Monday, August 1, 2016

Paparazzi? No.



There are quite a few celebrities from Pugetopolis, and some of them live here. Some were born and raised here, and some settled here to get away from it all. Some have even settled on Vashon Island. I used to enjoy running into John Ratzenberger at the hardware store, but he went back to LA years ago.
I don’t see many celebrities when I’m in Seattle. I’m not there that often, and tend to be in doctor’s offices when I am. Doctor’s offices are not celebrity hangouts, at least around here.
A couple of weeks ago, in between doctor’s appointments, my grandson and I went to lunch at Ivar’s Salmon House on Lake Union, probably my favorite place to eat out if I’m not in my usual Taco Time mode.
As we approached the door, a group of five or six people walked in front of us and into the restaurant, and I noticed that one of them was Dale Chihuly. He’s pretty unmistakable – a dumpling of a man, with a curly gray halo of hair, and a black patch over his left eye.
Yo ho ho.
As he and his companions walked ahead of us into the restaurant I leaned over and whispered to my grandson, “One of those people is Dale Chihuly!”
“Who’s Dale Chihuly?” my grandson asked.
Okay, fair enough. I tried to give a thumbnail account: famous glass artist. Museum in Tacoma, another at Seattle Center.
This is not the sort of art that my grandson finds of interest.
We went inside and were seated in a far corner of the restaurant, where flies buzzed against the windows, but the view of the water was good. I looked around and realized that half a restaurant away I was looking at Dale Chihuly again, this time seated in a chair in the aisle at the end of a table.
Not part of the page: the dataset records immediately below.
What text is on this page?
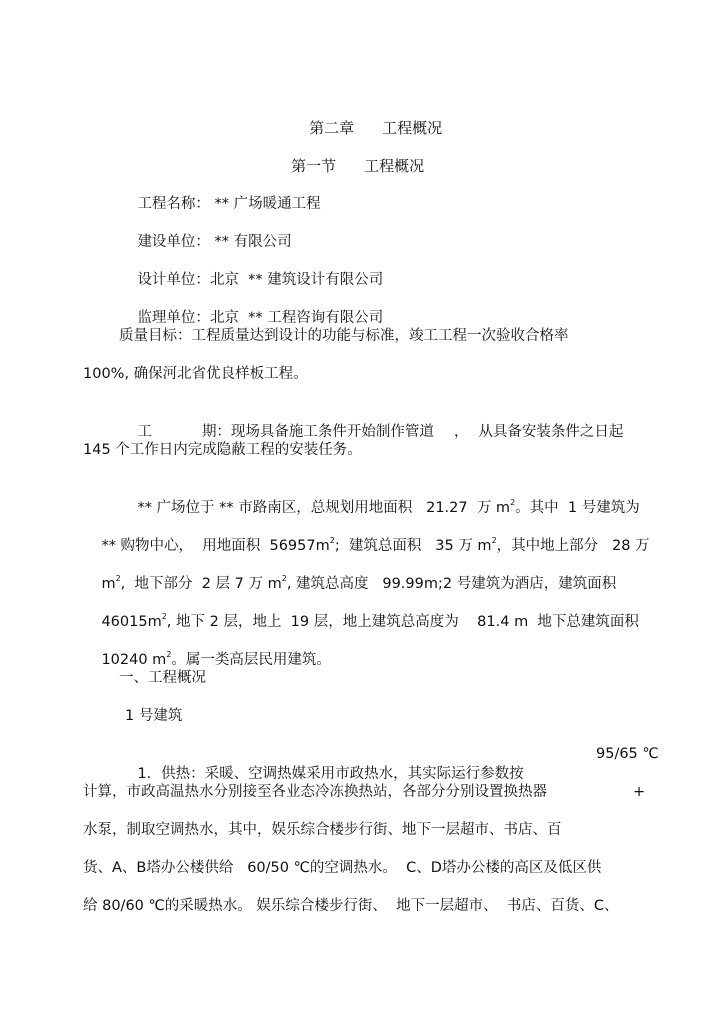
第二章 工程概况

第一节 工程概况

工程名称： ** 广场暖通工程

建设单位： ** 有限公司

设计单位：北京  ** 建筑设计有限公司

监理单位：北京  ** 工程咨询有限公司

质量目标：工程质量达到设计的功能与标准，竣工工程一次验收合格率
100%, 确保河北省优良样板工程。

工	期：现场具备施工条件开始制作管道 ， 从具备安装条件之日起

145 个工作日内完成隐蔽工程的安装任务。

** 广场位于 ** 市路南区，总规划用地面积   21.27  万 $m^2$。其中  1 号建筑为

** 购物中心，  用地面积  $56957m^2$;  建筑总面积   35 万 $m^2$，其中地上部分   28 万

$m^2$,  地下部分  2 层 7 万 $m^2$, 建筑总高度   99.99m;2 号建筑为酒店，建筑面积

$46015m^2$, 地下 2 层，地上  19 层，地上建筑总高度为    81.4 m  地下总建筑面积

10240 $m^2$。属一类高层民用建筑。

一、工程概况
1 号建筑

1．供热：采暖、空调热媒采用市政热水，其实际运行参数按

95/65 ℃
计算，市政高温热水分别接至各业态冷冻换热站，各部分分别设置换热器	+
水泵，制取空调热水，其中，娱乐综合楼步行街、地下一层超市、书店、百
货、A、B塔办公楼供给   60/50 ℃的空调热水。  C、D塔办公楼的高区及低区供
给 80/60 ℃的采暖热水。 娱乐综合楼步行街、  地下一层超市、  书店、百货、C、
“Ooh!” I said. “I’m going to take a picture!”
“Don’t!” my grandson said, his teenage mortification bristling.
I pulled out my not-so-smart phone, with its not-so-great camera, aimed, and shot.
The kid hung his head in shame.
The picture was mostly of the inside of the restaurant. In the middle was a small dark rectangle, and in that rectangle was the tiny profile of a seated Dale Chihuly.
And it is sideways!
I emailed the picture to myself, put the phone away, and we had lunch without my further embarrassing my grandson.
When I got home I downloaded the picture on my computer, and when I blew it up to screen size, I could actually see a person sitting there, and even the tiny sliver of his black eye patch in profile.
Yo ho ho!
I emailed the picture to a friend, saying, “Here’s my paparazzi picture of Dale Chihuly. You can see why I’m not a paparazzi.”
Truly. It’s a barely distinguishable picture, and what tabloid is paying for unrecognizable pictures of Dale Chihuly eating lunch?
So I have definitely crossed that off as a career option, or would have if I’d ever had it on a list of career options. No paparazzi here.
Singing and writing, those are the things I can do, and embarrassing my children and grandchildren. These are my gifts. I shall stick with them.